Library Web Chic

In the last couple weeks, we’ve been having some problems with blog comment and trackback spam with the UH Libraries blogs. I wasn’t sure exactly how to deal with this and because I don’t control the network I didn’t want to start blocking IP addresses (this is something I’d have to ask someone else to do). So I used my tried and true problem solving methodology; asks someone who I know has dealt with the problem before how to fix it. In this case I asked Blake Carver at LISHost. One tool that he recommended is an Apache module called mod_security.

Mod_security is a nice little Apache module that allows you to setup rules to control what types of requests your web server will receive and not receive. This is very helpful because you can tell it to look at POST requests for certain words and not allow POSTS with these words to be passed through.

You might be wondering why you would want to use mod_security when most blogging software like Movable Type and Wordpress has built-in spam catching capabilities.
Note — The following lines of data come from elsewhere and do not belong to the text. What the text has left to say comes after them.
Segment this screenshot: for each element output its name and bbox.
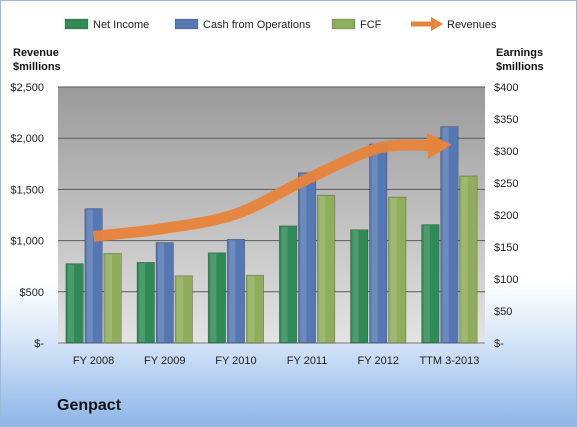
x-axis-ticks: FY 2008 FY 2009 FY 2010 FY 2011 FY 2012 TTM 3… [73, 355, 479, 367]
bar-fcf [245, 274, 264, 344]
bar-fcf [174, 275, 193, 344]
right-axis-ticks: $- $50 $100 $150 $200 $250 $300 $350 $400 [494, 82, 518, 350]
legend-label: Net Income [93, 19, 149, 31]
x-tick-label: FY 2008 [73, 355, 114, 367]
bar-highlight [248, 276, 255, 342]
bar-highlight [300, 173, 307, 342]
x-tick-label: FY 2010 [215, 355, 256, 367]
bar-fcf [317, 194, 336, 344]
bar-fcf [459, 175, 478, 344]
bar-highlight [371, 144, 378, 342]
right-tick-label: $200 [494, 210, 518, 222]
bar-highlight [67, 264, 74, 342]
bar-highlight [352, 230, 359, 342]
gridlines [58, 86, 485, 344]
legend-swatch [331, 18, 356, 30]
bar-highlight [442, 127, 449, 343]
bar-cash-from-operations [298, 172, 317, 344]
right-tick-label: $100 [494, 274, 518, 286]
revenue-line [92, 132, 452, 242]
left-tick-label: $- [34, 338, 44, 350]
legend-label: Cash from Operations [203, 19, 311, 31]
bar-fcf [388, 196, 407, 344]
revenue-series-line [92, 139, 435, 242]
bar-highlight [86, 209, 93, 342]
left-axis-title: $millions [13, 61, 61, 73]
revenue-arrow-head [426, 132, 452, 159]
plot-area [58, 87, 485, 343]
left-axis-title: Revenue [13, 47, 59, 59]
bar-net-income [136, 262, 155, 344]
right-tick-label: $50 [494, 306, 512, 318]
bar-highlight [390, 198, 397, 342]
bar-highlight [281, 226, 288, 342]
bar-cash-from-operations [155, 242, 174, 344]
left-tick-label: $2,000 [10, 133, 44, 145]
bar-cash-from-operations [84, 208, 103, 344]
bar-net-income [65, 263, 84, 344]
bar-highlight [461, 176, 468, 342]
legend-swatch [64, 18, 89, 30]
legend-label: Revenues [447, 19, 497, 31]
right-tick-label: $250 [494, 178, 518, 190]
bar-highlight [139, 263, 146, 342]
bar-highlight [158, 243, 165, 342]
bar-net-income [207, 252, 226, 344]
right-tick-label: $350 [494, 114, 518, 126]
bar-cash-from-operations [440, 126, 459, 344]
right-axis-title: $millions [496, 61, 544, 73]
right-tick-label: $300 [494, 146, 518, 158]
left-tick-label: $1,500 [10, 184, 44, 196]
left-tick-label: $2,500 [10, 82, 44, 94]
right-tick-label: $400 [494, 82, 518, 94]
bars [65, 126, 478, 344]
bar-highlight [423, 225, 430, 342]
bar-highlight [177, 276, 184, 342]
left-tick-label: $500 [20, 287, 44, 299]
bar-highlight [229, 240, 236, 342]
bar-net-income [350, 229, 369, 344]
axis-titles: Revenue $millions Earnings $millions [13, 47, 544, 73]
company-name: Genpact [57, 397, 122, 414]
x-tick-label: FY 2009 [144, 355, 185, 367]
bar-highlight [105, 254, 112, 342]
legend: Net Income Cash from Operations FCF Revenue… [64, 17, 497, 31]
right-tick-label: $- [494, 338, 504, 350]
bar-highlight [319, 196, 326, 342]
x-tick-label: FY 2011 [287, 355, 328, 367]
bar-net-income [421, 224, 440, 344]
legend-arrow-head [431, 17, 443, 31]
bar-highlight [210, 253, 217, 342]
legend-swatch [174, 18, 199, 30]
legend-label: FCF [360, 19, 382, 31]
x-tick-label: FY 2012 [358, 355, 399, 367]
x-tick-label: TTM 3-2013 [419, 355, 479, 367]
left-tick-label: $1,000 [10, 236, 44, 248]
right-axis-title: Earnings [496, 47, 543, 59]
left-axis-ticks: $- $500 $1,000 $1,500 $2,000 $2,500 [10, 82, 44, 350]
right-tick-label: $150 [494, 242, 518, 254]
bar-fcf [103, 253, 122, 344]
bar-cash-from-operations [226, 239, 245, 344]
bar-net-income [279, 225, 298, 344]
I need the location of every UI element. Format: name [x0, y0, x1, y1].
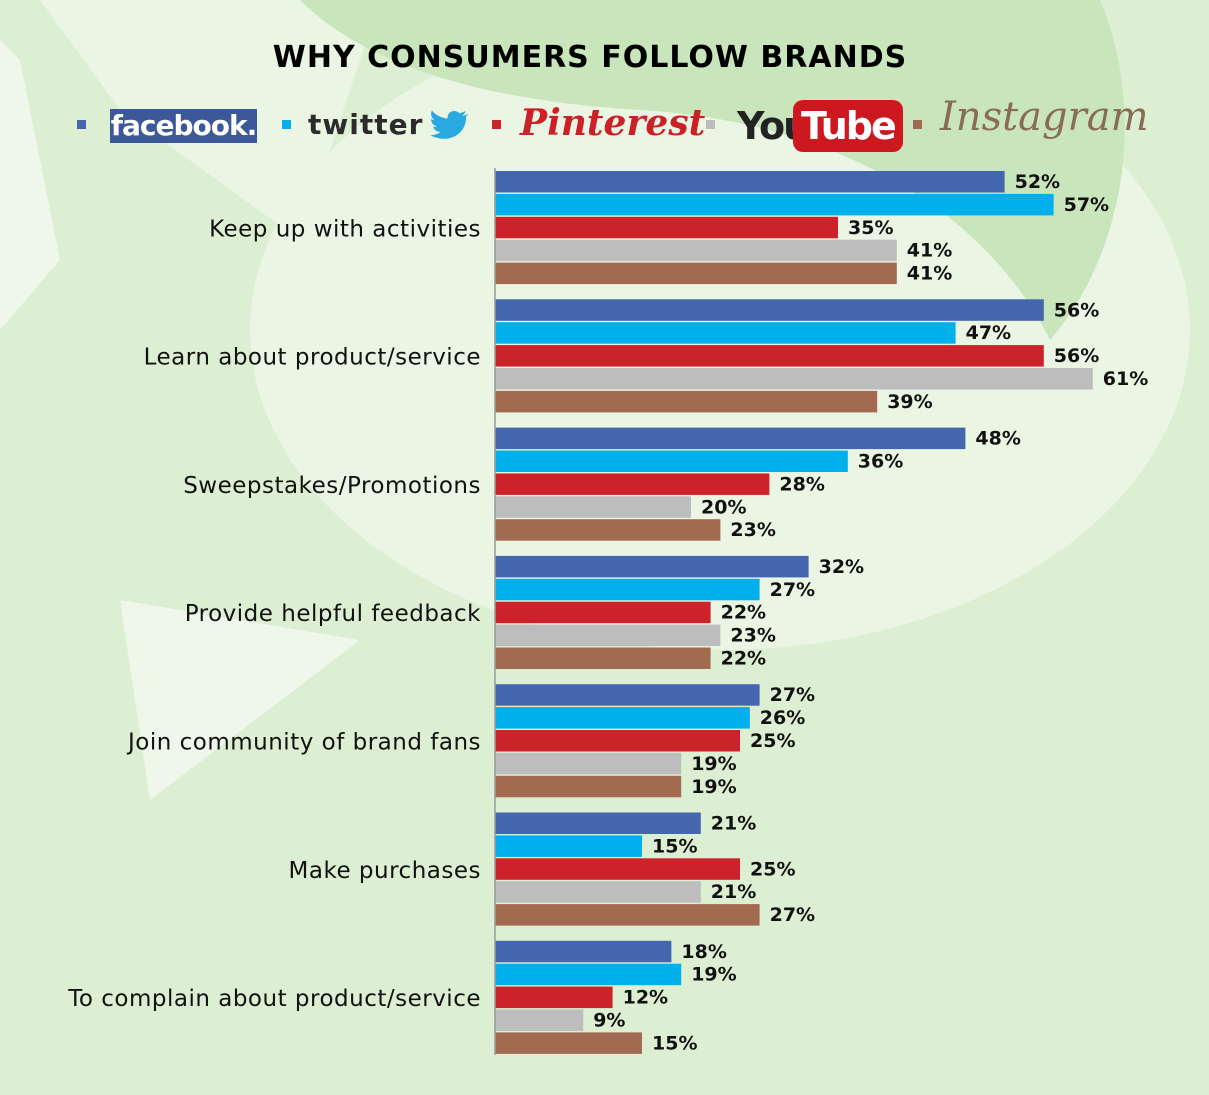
bar-youtube-join-community-of-brand-fans — [495, 752, 682, 775]
legend-swatch-facebook — [77, 120, 86, 129]
bar-facebook-sweepstakes-promotions — [495, 427, 966, 450]
value-label-twitter-make-purchases: 15% — [652, 835, 697, 857]
legend-swatch-pinterest — [492, 120, 501, 129]
pinterest-logo: Pinterest — [520, 102, 706, 144]
value-label-youtube-make-purchases: 21% — [711, 881, 756, 903]
bar-twitter-sweepstakes-promotions — [495, 450, 848, 472]
value-label-instagram-to-complain-about-product-service: 15% — [652, 1032, 697, 1054]
facebook-logo: facebook. — [110, 109, 257, 143]
value-label-twitter-provide-helpful-feedback: 27% — [770, 579, 815, 601]
bar-instagram-learn-about-product-service — [495, 390, 878, 413]
bar-instagram-to-complain-about-product-service — [495, 1032, 642, 1054]
bar-pinterest-learn-about-product-service — [495, 345, 1044, 367]
bar-youtube-to-complain-about-product-service — [495, 1009, 584, 1031]
value-label-pinterest-provide-helpful-feedback: 22% — [721, 602, 766, 624]
bars-group: 52%57%35%41%41%56%47%56%61%39%48%36%28%2… — [495, 171, 1148, 1054]
value-label-instagram-keep-up-with-activities: 41% — [907, 263, 952, 285]
value-label-pinterest-keep-up-with-activities: 35% — [848, 217, 893, 239]
value-label-youtube-sweepstakes-promotions: 20% — [701, 496, 746, 518]
category-label-provide-helpful-feedback: Provide helpful feedback — [185, 601, 481, 627]
value-label-pinterest-sweepstakes-promotions: 28% — [779, 473, 824, 495]
value-label-youtube-learn-about-product-service: 61% — [1103, 368, 1148, 390]
value-label-instagram-provide-helpful-feedback: 22% — [721, 648, 766, 670]
value-label-twitter-to-complain-about-product-service: 19% — [691, 964, 736, 986]
bar-twitter-make-purchases — [495, 835, 642, 857]
chart-title: WHY CONSUMERS FOLLOW BRANDS — [272, 40, 908, 75]
category-label-keep-up-with-activities: Keep up with activities — [209, 216, 481, 242]
value-label-instagram-sweepstakes-promotions: 23% — [730, 519, 775, 541]
value-label-youtube-keep-up-with-activities: 41% — [907, 240, 952, 262]
bar-facebook-keep-up-with-activities — [495, 171, 1005, 193]
value-label-twitter-sweepstakes-promotions: 36% — [858, 451, 903, 473]
bar-youtube-sweepstakes-promotions — [495, 496, 691, 518]
youtube-logo-tube: Tube — [793, 100, 903, 152]
value-label-instagram-make-purchases: 27% — [770, 904, 815, 926]
bar-twitter-keep-up-with-activities — [495, 193, 1054, 216]
value-label-twitter-keep-up-with-activities: 57% — [1064, 194, 1109, 216]
value-label-youtube-to-complain-about-product-service: 9% — [593, 1010, 625, 1032]
bar-facebook-provide-helpful-feedback — [495, 555, 809, 578]
bar-twitter-provide-helpful-feedback — [495, 578, 760, 601]
bar-instagram-provide-helpful-feedback — [495, 647, 711, 669]
instagram-logo: Instagram — [940, 94, 1149, 140]
value-label-facebook-keep-up-with-activities: 52% — [1015, 171, 1060, 193]
bar-pinterest-sweepstakes-promotions — [495, 473, 770, 495]
value-label-facebook-provide-helpful-feedback: 32% — [819, 556, 864, 578]
bar-facebook-to-complain-about-product-service — [495, 940, 672, 963]
twitter-bird-icon — [430, 110, 468, 139]
legend-swatch-twitter — [282, 120, 291, 129]
bar-youtube-make-purchases — [495, 881, 701, 903]
value-label-youtube-join-community-of-brand-fans: 19% — [691, 753, 736, 775]
value-label-facebook-join-community-of-brand-fans: 27% — [770, 684, 815, 706]
bar-facebook-make-purchases — [495, 812, 701, 834]
value-label-pinterest-to-complain-about-product-service: 12% — [623, 987, 668, 1009]
bar-instagram-keep-up-with-activities — [495, 262, 897, 285]
bar-pinterest-provide-helpful-feedback — [495, 601, 711, 624]
bar-pinterest-keep-up-with-activities — [495, 216, 838, 239]
bar-facebook-learn-about-product-service — [495, 299, 1044, 321]
axis-group: Keep up with activities Learn about produ… — [67, 168, 496, 1055]
value-label-pinterest-learn-about-product-service: 56% — [1054, 345, 1099, 367]
category-label-sweepstakes-promotions: Sweepstakes/Promotions — [183, 473, 481, 499]
bar-facebook-join-community-of-brand-fans — [495, 684, 760, 706]
value-label-youtube-provide-helpful-feedback: 23% — [730, 625, 775, 647]
bar-twitter-learn-about-product-service — [495, 322, 956, 344]
value-label-facebook-to-complain-about-product-service: 18% — [681, 941, 726, 963]
value-label-facebook-sweepstakes-promotions: 48% — [975, 428, 1020, 450]
bar-youtube-keep-up-with-activities — [495, 239, 897, 262]
legend-swatch-instagram — [913, 120, 922, 129]
value-label-facebook-learn-about-product-service: 56% — [1054, 299, 1099, 321]
bar-twitter-join-community-of-brand-fans — [495, 707, 750, 729]
bar-pinterest-make-purchases — [495, 858, 740, 880]
bar-pinterest-join-community-of-brand-fans — [495, 730, 740, 752]
bar-youtube-learn-about-product-service — [495, 368, 1093, 390]
value-label-facebook-make-purchases: 21% — [711, 813, 756, 835]
value-label-twitter-learn-about-product-service: 47% — [966, 322, 1011, 344]
twitter-logo: twitter — [308, 108, 424, 141]
bar-youtube-provide-helpful-feedback — [495, 624, 721, 647]
value-label-pinterest-join-community-of-brand-fans: 25% — [750, 730, 795, 752]
legend: facebook. twitter Pinterest You Tube Ins… — [0, 92, 1209, 162]
value-label-twitter-join-community-of-brand-fans: 26% — [760, 707, 805, 729]
value-label-pinterest-make-purchases: 25% — [750, 858, 795, 880]
bar-instagram-join-community-of-brand-fans — [495, 775, 682, 798]
category-label-to-complain-about-product-service: To complain about product/service — [67, 986, 481, 1012]
legend-swatch-youtube — [706, 120, 715, 129]
category-label-join-community-of-brand-fans: Join community of brand fans — [126, 729, 481, 755]
bar-twitter-to-complain-about-product-service — [495, 963, 682, 986]
value-label-instagram-learn-about-product-service: 39% — [887, 391, 932, 413]
bar-instagram-sweepstakes-promotions — [495, 519, 721, 541]
category-label-learn-about-product-service: Learn about product/service — [144, 345, 481, 371]
category-label-make-purchases: Make purchases — [289, 858, 481, 884]
bar-pinterest-to-complain-about-product-service — [495, 986, 613, 1009]
bar-instagram-make-purchases — [495, 904, 760, 926]
value-label-instagram-join-community-of-brand-fans: 19% — [691, 776, 736, 798]
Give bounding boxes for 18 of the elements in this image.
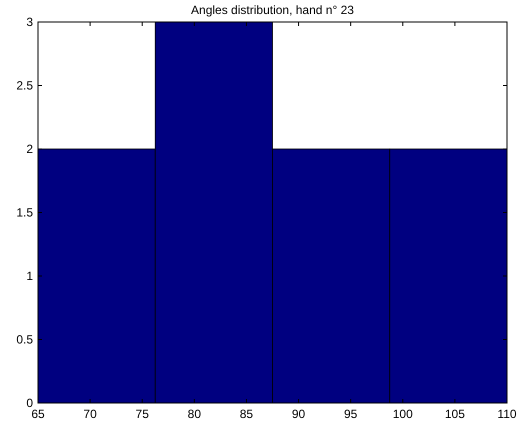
x-tick-label: 110	[497, 407, 517, 421]
x-tick-label: 105	[444, 407, 466, 421]
x-tick-label: 100	[392, 407, 414, 421]
x-tick-label: 65	[31, 407, 45, 421]
y-tick-label: 2	[26, 142, 34, 156]
y-tick-label: 1	[26, 269, 34, 283]
x-tick-label: 90	[292, 407, 306, 421]
x-tick-label: 75	[136, 407, 150, 421]
x-tick-label: 95	[344, 407, 358, 421]
y-tick-label: 3	[26, 15, 34, 29]
y-tick-label: 0.5	[16, 332, 34, 346]
y-tick-label: 2.5	[16, 78, 34, 92]
chart-title: Angles distribution, hand n° 23	[191, 3, 354, 17]
x-tick-label: 85	[240, 407, 254, 421]
x-tick-label: 70	[83, 407, 98, 421]
y-tick-label: 0	[26, 396, 34, 410]
y-tick-label: 1.5	[16, 206, 34, 220]
x-tick-label: 80	[188, 407, 202, 421]
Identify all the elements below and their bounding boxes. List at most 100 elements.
Well one reason is that traffic from spam can overload your server. Another is that using something like mod_security will keep the number of spam messages that users have to deal with at a minimum.

I’m still getting the hang of configuring mod_security properly, but once I’ve gotten it setup correctly it will keep our spam to a minimum. I do want to point out that mod_security generates large log files for requests that it feels are “bad”. You have to deal with these log files otherwise they will grow to an unmanageable size. I’d advise you cull them regularly and use them to determine IP addresses you want your network admin to block from accessing your servers.

Tools like mod_security are invaluable in fighting the war against blog spam but as someone who runs a blog server you need to realize that for every trick the you put in place block spam the spammers will look for a new way to submit spam. It is a constant battle and you need to be vigilant.